Sobre os meios, não sejamos ingénuos: cidadanias de sofá, apelos públicos, petições públicas e Assembleia Nacional serão inúteis.
Presentemente, o mecanismo de pressão política que o MPLA mais teme e que melhor se adequa à estratégia popular de forçar a implementação das autarquias antes de 2022 é este: manifestação.
Não me refiro a manifestações de meia-dúzia de pessoas. Nos últimos 3 meses de 2020, ficou evidente que é possível – com manifestações – encher as ruas do País e, desta forma, obrigar o MPLA a escolher entre ceder e ver-se sem saída, acabando por precipitar a sua destituição.
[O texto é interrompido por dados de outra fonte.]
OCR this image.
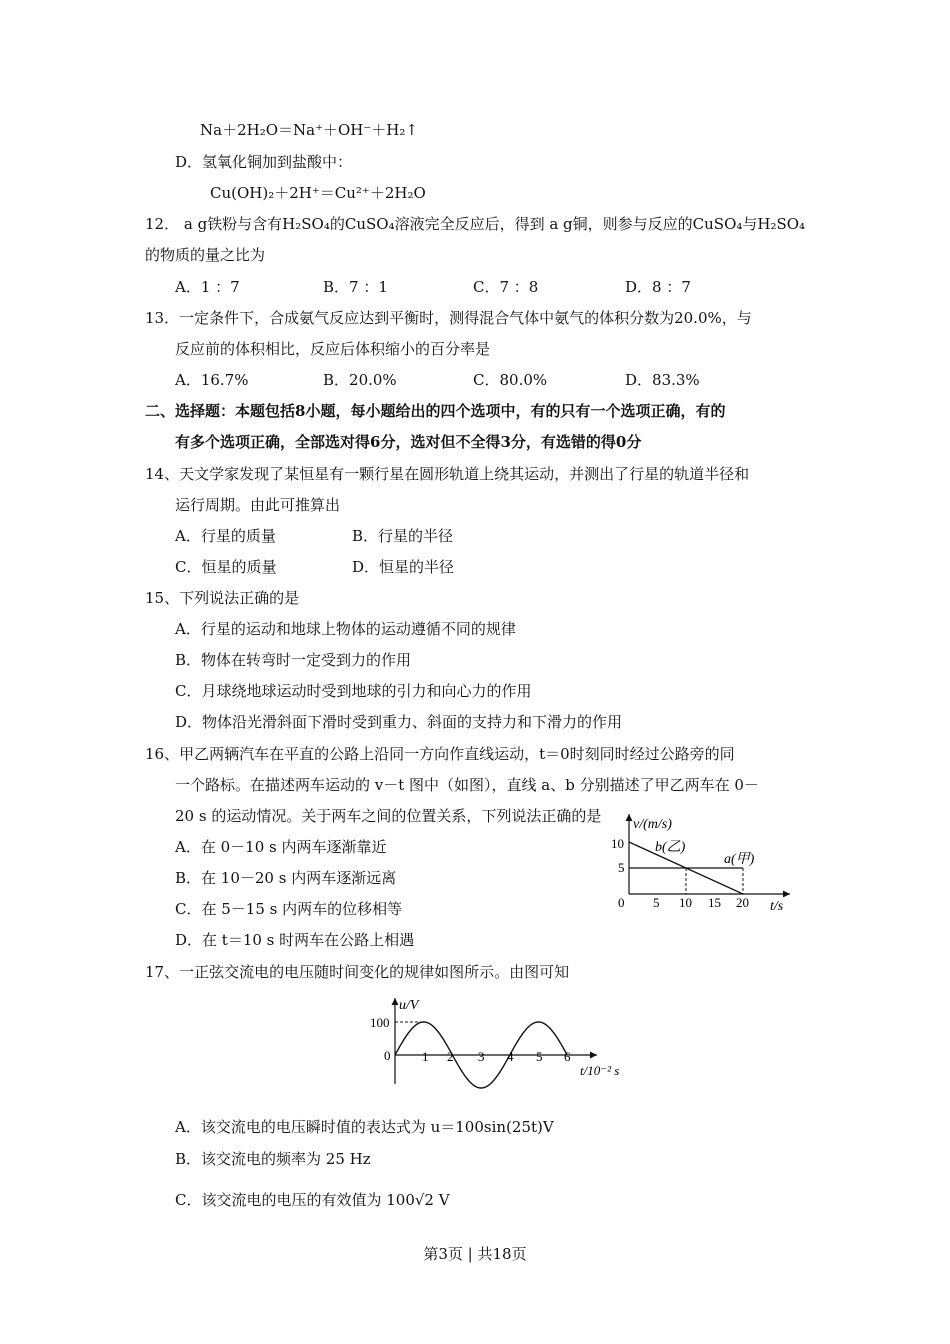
Na＋2H₂O＝Na⁺＋OH⁻＋H₂↑
D．氢氧化铜加到盐酸中：
Cu(OH)₂＋2H⁺＝Cu²⁺＋2H₂O
12． a g铁粉与含有H₂SO₄的CuSO₄溶液完全反应后，得到 a g铜，则参与反应的CuSO₄与H₂SO₄
的物质的量之比为
A．1 ：7	B．7 ：1	C．7 ：8	D．8 ：7
13．一定条件下，合成氨气反应达到平衡时，测得混合气体中氨气的体积分数为20.0%，与
反应前的体积相比，反应后体积缩小的百分率是
A．16.7%	B．20.0%	C．80.0%	D．83.3%
二、选择题：本题包括8小题，每小题给出的四个选项中，有的只有一个选项正确，有的
有多个选项正确，全部选对得6分，选对但不全得3分，有选错的得0分
14、天文学家发现了某恒星有一颗行星在圆形轨道上绕其运动，并测出了行星的轨道半径和
运行周期。由此可推算出
A．行星的质量	B．行星的半径
C．恒星的质量	D．恒星的半径
15、下列说法正确的是
A．行星的运动和地球上物体的运动遵循不同的规律
B．物体在转弯时一定受到力的作用
C．月球绕地球运动时受到地球的引力和向心力的作用
D．物体沿光滑斜面下滑时受到重力、斜面的支持力和下滑力的作用
16、甲乙两辆汽车在平直的公路上沿同一方向作直线运动，t＝0时刻同时经过公路旁的同
一个路标。在描述两车运动的 v－t 图中（如图），直线 a、b 分别描述了甲乙两车在 0－
20 s 的运动情况。关于两车之间的位置关系，下列说法正确的是
A．在 0－10 s 内两车逐渐靠近
B．在 10－20 s 内两车逐渐远离
C．在 5－15 s 内两车的位移相等
D．在 t＝10 s 时两车在公路上相遇
v/(m/s)
t/s
0
10
5
5 10 15 20
b(乙)
a(甲)
17、一正弦交流电的电压随时间变化的规律如图所示。由图可知
u/V
t/10⁻² s
100
0 1 2 3 4 5 6
A．该交流电的电压瞬时值的表达式为 u＝100sin(25t)V
B．该交流电的频率为 25 Hz
C．该交流电的电压的有效值为 100√2 V
第3页 | 共18页
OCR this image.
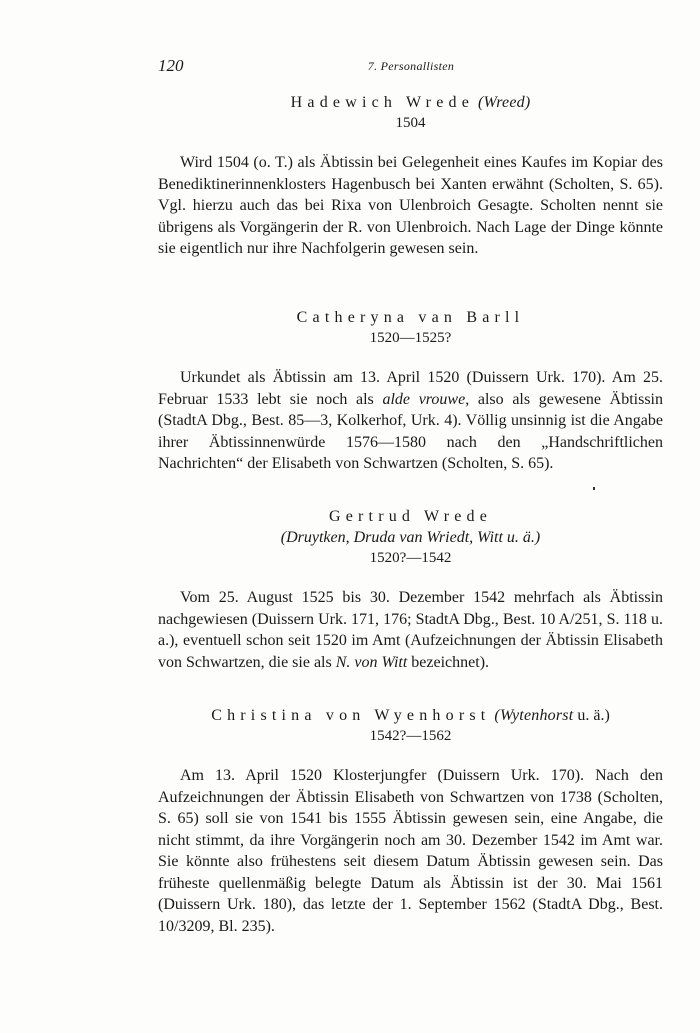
120	7. Personallisten
Hadewich Wrede (Wreed)
1504

Wird 1504 (o. T.) als Äbtissin bei Gelegenheit eines Kaufes im Kopiar des Benediktinerinnenklosters Hagenbusch bei Xanten erwähnt (Scholten, S. 65). Vgl. hierzu auch das bei Rixa von Ulenbroich Gesagte. Scholten nennt sie übrigens als Vorgängerin der R. von Ulenbroich. Nach Lage der Dinge könnte sie eigentlich nur ihre Nachfolgerin gewesen sein.

Catheryna van Barll
1520—1525?

Urkundet als Äbtissin am 13. April 1520 (Duissern Urk. 170). Am 25. Februar 1533 lebt sie noch als alde vrouwe, also als gewesene Äbtissin (StadtA Dbg., Best. 85—3, Kolkerhof, Urk. 4). Völlig unsinnig ist die Angabe ihrer Äbtissinnenwürde 1576—1580 nach den „Handschriftlichen Nachrichten“ der Elisabeth von Schwartzen (Scholten, S. 65).

Gertrud Wrede
(Druytken, Druda van Wriedt, Witt u. ä.)
1520?—1542

Vom 25. August 1525 bis 30. Dezember 1542 mehrfach als Äbtissin nachgewiesen (Duissern Urk. 171, 176; StadtA Dbg., Best. 10 A/251, S. 118 u. a.), eventuell schon seit 1520 im Amt (Aufzeichnungen der Äbtissin Elisabeth von Schwartzen, die sie als N. von Witt bezeichnet).

Christina von Wyenhorst (Wytenhorst u. ä.)
1542?—1562

Am 13. April 1520 Klosterjungfer (Duissern Urk. 170). Nach den Aufzeichnungen der Äbtissin Elisabeth von Schwartzen von 1738 (Scholten, S. 65) soll sie von 1541 bis 1555 Äbtissin gewesen sein, eine Angabe, die nicht stimmt, da ihre Vorgängerin noch am 30. Dezember 1542 im Amt war. Sie könnte also frühestens seit diesem Datum Äbtissin gewesen sein. Das früheste quellenmäßig belegte Datum als Äbtissin ist der 30. Mai 1561 (Duissern Urk. 180), das letzte der 1. September 1562 (StadtA Dbg., Best. 10/3209, Bl. 235).
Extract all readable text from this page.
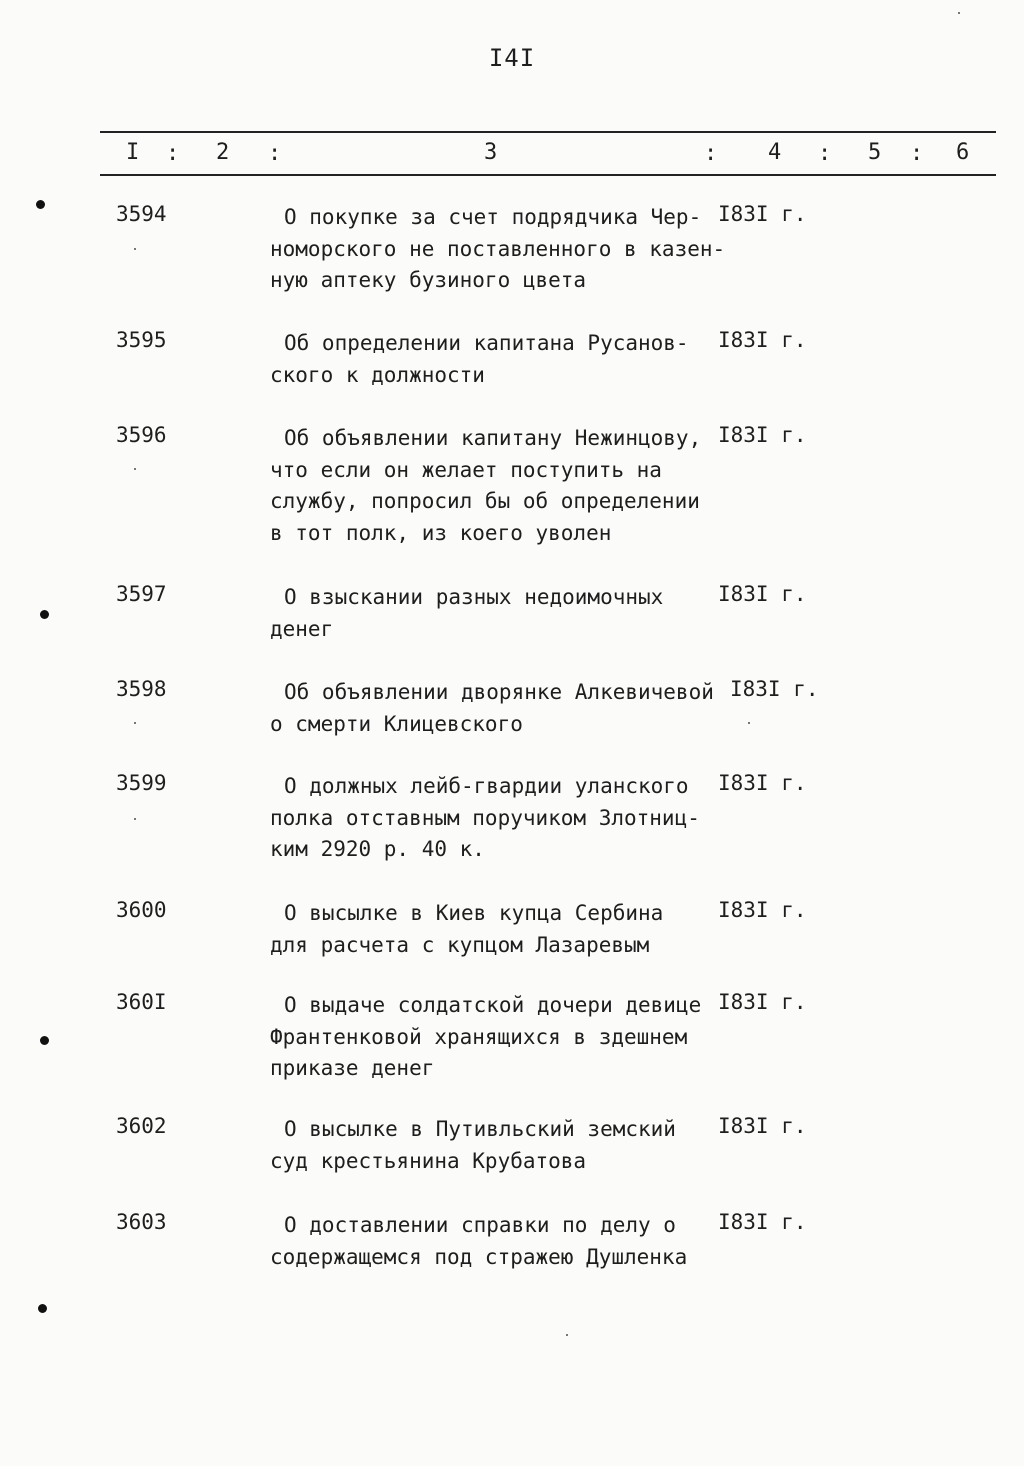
I4I
I : 2 :	3	: 4 : 5 : 6
3594	О покупке за счет подрядчика Чер-
номорского не поставленного в казен-
ную аптеку бузиного цвета
I83I г.
3595	Об определении капитана Русанов-
ского к должности
I83I г.
3596	Об объявлении капитану Нежинцову,
что если он желает поступить на
службу, попросил бы об определении
в тот полк, из коего уволен
I83I г.
3597	О взыскании разных недоимочных
денег
I83I г.
3598	Об объявлении дворянке Алкевичевой
о смерти Клицевского
I83I г.
3599	О должных лейб-гвардии уланского
полка отставным поручиком Злотниц-
ким 2920 р. 40 к.
I83I г.
3600	О высылке в Киев купца Сербина
для расчета с купцом Лазаревым
I83I г.
360I	О выдаче солдатской дочери девице
Франтенковой хранящихся в здешнем
приказе денег
I83I г.
3602	О высылке в Путивльский земский
суд крестьянина Крубатова
I83I г.
3603	О доставлении справки по делу о
содержащемся под стражею Душленка
I83I г.
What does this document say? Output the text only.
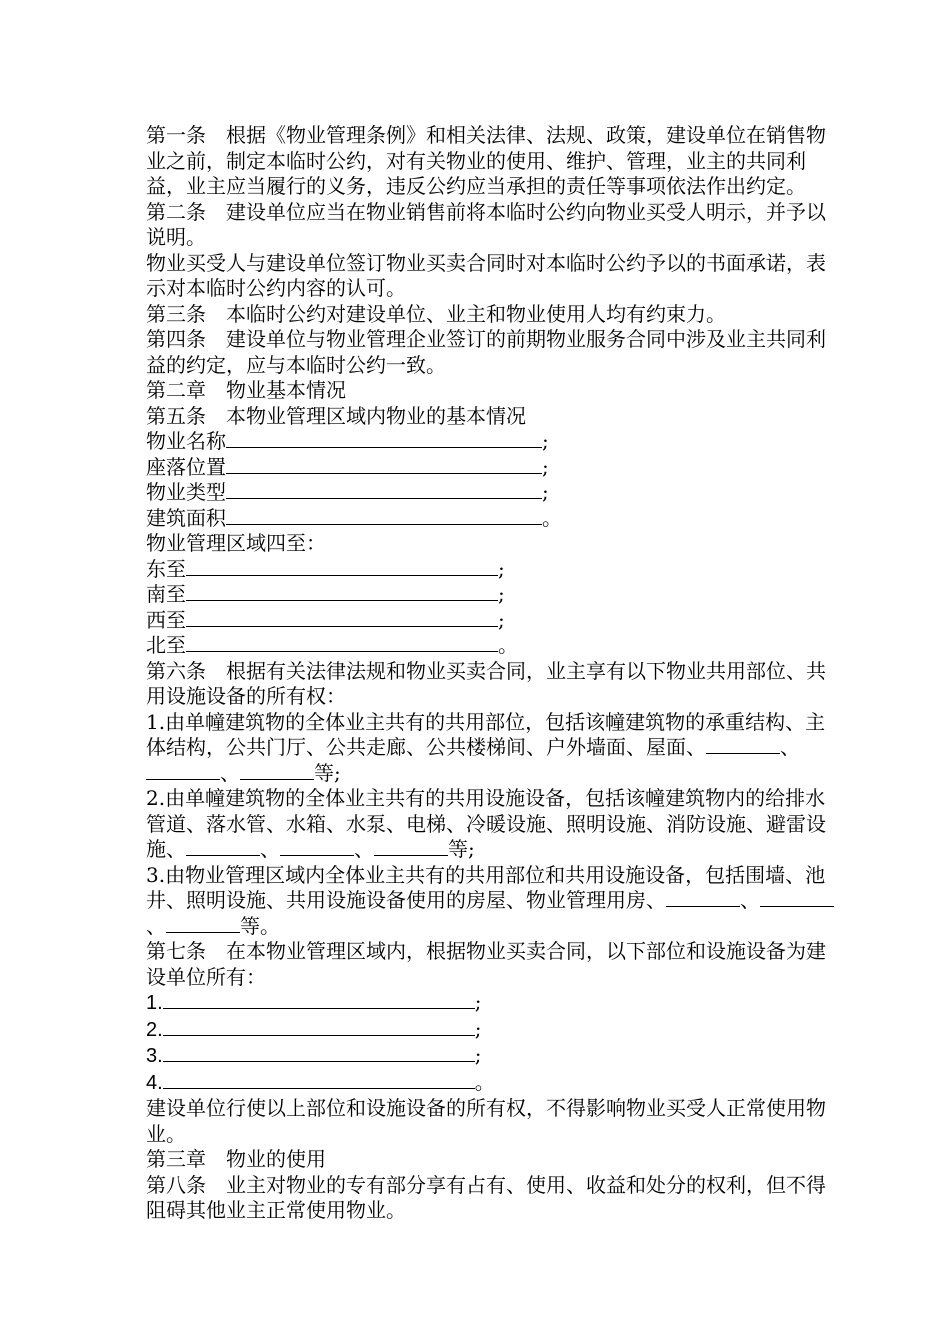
第一条　根据《物业管理条例》和相关法律、法规、政策，建设单位在销售物业之前，制定本临时公约，对有关物业的使用、维护、管理，业主的共同利益，业主应当履行的义务，违反公约应当承担的责任等事项依法作出约定。

第二条　建设单位应当在物业销售前将本临时公约向物业买受人明示，并予以说明。

物业买受人与建设单位签订物业买卖合同时对本临时公约予以的书面承诺，表示对本临时公约内容的认可。

第三条　本临时公约对建设单位、业主和物业使用人均有约束力。

第四条　建设单位与物业管理企业签订的前期物业服务合同中涉及业主共同利益的约定，应与本临时公约一致。

第二章　物业基本情况

第五条　本物业管理区域内物业的基本情况

物业名称	;

座落位置	;

物业类型	;

建筑面积	。

物业管理区域四至：

东至	;

南至	;

西至	;

北至	。

第六条　根据有关法律法规和物业买卖合同，业主享有以下物业共用部位、共用设施设备的所有权：

1.由单幢建筑物的全体业主共有的共用部位，包括该幢建筑物的承重结构、主体结构，公共门厅、公共走廊、公共楼梯间、户外墙面、屋面、	、、	等;

2.由单幢建筑物的全体业主共有的共用设施设备，包括该幢建筑物内的给排水管道、落水管、水箱、水泵、电梯、冷暖设施、照明设施、消防设施、避雷设施、	、	、	等;

3.由物业管理区域内全体业主共有的共用部位和共用设施设备，包括围墙、池井、照明设施、共用设施设备使用的房屋、物业管理用房、	、、	等。

第七条　在本物业管理区域内，根据物业买卖合同，以下部位和设施设备为建设单位所有：

1.	;

2.	;

3.	;

4.	。

建设单位行使以上部位和设施设备的所有权，不得影响物业买受人正常使用物业。

第三章　物业的使用

第八条　业主对物业的专有部分享有占有、使用、收益和处分的权利，但不得阻碍其他业主正常使用物业。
As manifestações deverão durar dias, semanas ou meses, se possível. Isto não é destilação de uma visão romântica. É possível. Para tal, será necessária uma logística que poderá ser suportada através de uma extensa e organizada rede de contribuições.
As manifestações deverão, se necessário, fazer parar o País.
A regra é simples: não deixar João Lourenço e o MPLA dormirem.
Tenho como proposta de calendário de manifestações contínuas o seguinte:
1 – Manifestação de 4 de Janeiro de 2021;
2 – Manifestação de 4 de Fevereiro de 2021;
3 – Manifestação de 15 de Março de 2021;
4 – Manifestação de 4-5 de Abril de 2021;
5 – Manifestação de 1 de Maio de 2021;
6 – Manifestação de 5 de Junho de 2021;
7 – Manifestação de 3 de Julho de 2021;
8 – Manifestação de 7 de Agosto de 2021;
9 – Manifestação de 17 de Setembro de 2021;
10 – Manifestação de 15 de Outubro de 2021;
11 – Manifestação de 11 de Novembro de 2021;
12 – Manifestação de 10 de Dezembro de 2021.
Cada manifestação deverá ser realizada em cada capital de província. A adesão será garantida através de um eficiente e eficaz processo de consciencialização e mobilização.
Somos milhões, e contra milhões o MPLA não poderá prevalecer.